I attended a special meeting of my local cricket club tonight. I no longer play the game, but both my sons do. The club is at the heart of our village, but it’s struggling. Struggling to attract and retain players, struggling to fulfil fixtures, all at a time when it will cost additional 20% rent just to play games, right after a 40% hike in player subscriptions. But we are not alone.
I heard sorry stories tonight about clubs all over the local area. Some folding, others merging, many struggling to survive. Apart from at the mega clubs running four or five teams, the smaller clubs are going to the wall and once they do, you know they will never come back. Funding follows the big clubs too, who boast better facilities, better wickets and better players who are attracted by both those things. The pattern is seemingly irresistible. Eventually, only the strongest and the wealthiest will survive.
Our club fields two teams. The first team is of a decent standard, competing well, finishing high up the league. The seconds, less so, 11 divisions below the firsts, and with a mixture of youngsters and their dads, with some good players giving substance to the team. The trouble is, cricket is such a commitment these days and many players also play football, so we lose them often before August even starts, these days a lot of lads can’t be arsed in playing a game that starts at lunchtime and can end in the early evening. These are changing times, the traditions are not being carried down to the lower levels of the game.
Many teams we play, like ours in fact, have their numbers bolstered by players in their fifties and sixties, others are comprised solely of men whose younger days were some time ago. All the best kids go to the giant clubs, local cricket is turning into a microcosm of the FA Premier League.
The game still flourishes in the rural areas, as well as the clubs that have access to the boys from private schools. In working class areas, the game is almost dead in some places, with no cricket clubs or even pitches for miles around.

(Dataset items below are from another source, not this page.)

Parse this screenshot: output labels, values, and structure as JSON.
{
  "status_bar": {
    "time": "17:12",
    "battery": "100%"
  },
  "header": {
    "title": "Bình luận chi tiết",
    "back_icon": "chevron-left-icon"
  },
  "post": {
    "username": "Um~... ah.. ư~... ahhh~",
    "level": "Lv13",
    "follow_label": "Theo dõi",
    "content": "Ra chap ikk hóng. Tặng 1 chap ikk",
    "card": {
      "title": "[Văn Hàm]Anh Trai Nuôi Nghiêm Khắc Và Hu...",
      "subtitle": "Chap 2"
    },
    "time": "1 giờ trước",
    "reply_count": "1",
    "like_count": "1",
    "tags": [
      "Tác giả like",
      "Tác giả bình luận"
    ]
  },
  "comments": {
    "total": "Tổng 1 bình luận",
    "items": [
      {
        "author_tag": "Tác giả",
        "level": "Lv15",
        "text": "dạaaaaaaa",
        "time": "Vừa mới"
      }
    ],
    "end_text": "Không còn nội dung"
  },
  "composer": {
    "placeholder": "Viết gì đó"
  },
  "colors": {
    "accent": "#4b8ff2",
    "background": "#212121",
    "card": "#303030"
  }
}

People tell me that there are a number of reasons for the decline of cricket in many areas. As we said, the giant clubs still prosper, attracting players from well beyond their localities but the smaller ones who are struggling charge higher subscriptions to their players. Cricket’s absence from terrestrial television is becoming a factor too, with many youngsters growing up without seeing cricket on the box and so they have no heroes. Fewer schools are playing the game at all. And in these rushed times, cricket is very time-consuming when there are so many other things kids can do.
I did not really appreciate our summer game until our sons joined the village team and now I value it almost beyond words. To me, it is still an integral part of our social life, it retains aspects of community, something that is gradually disappearing with every new concrete estate on the fields of South Gloucestershire.
There was a sense of despair and inevitability about the future of our cricket club tonight. It is a constant struggle with a club run by volunteers for volunteers who pay substantial sums of money to play a game they love. I so hope the club doesn’t fold because if it does it will never come back and another part of local history will be gone forever. But clubs all over the area are folding and we are not exempt from the slump the game is going through in all but the select, elite and larger clubs.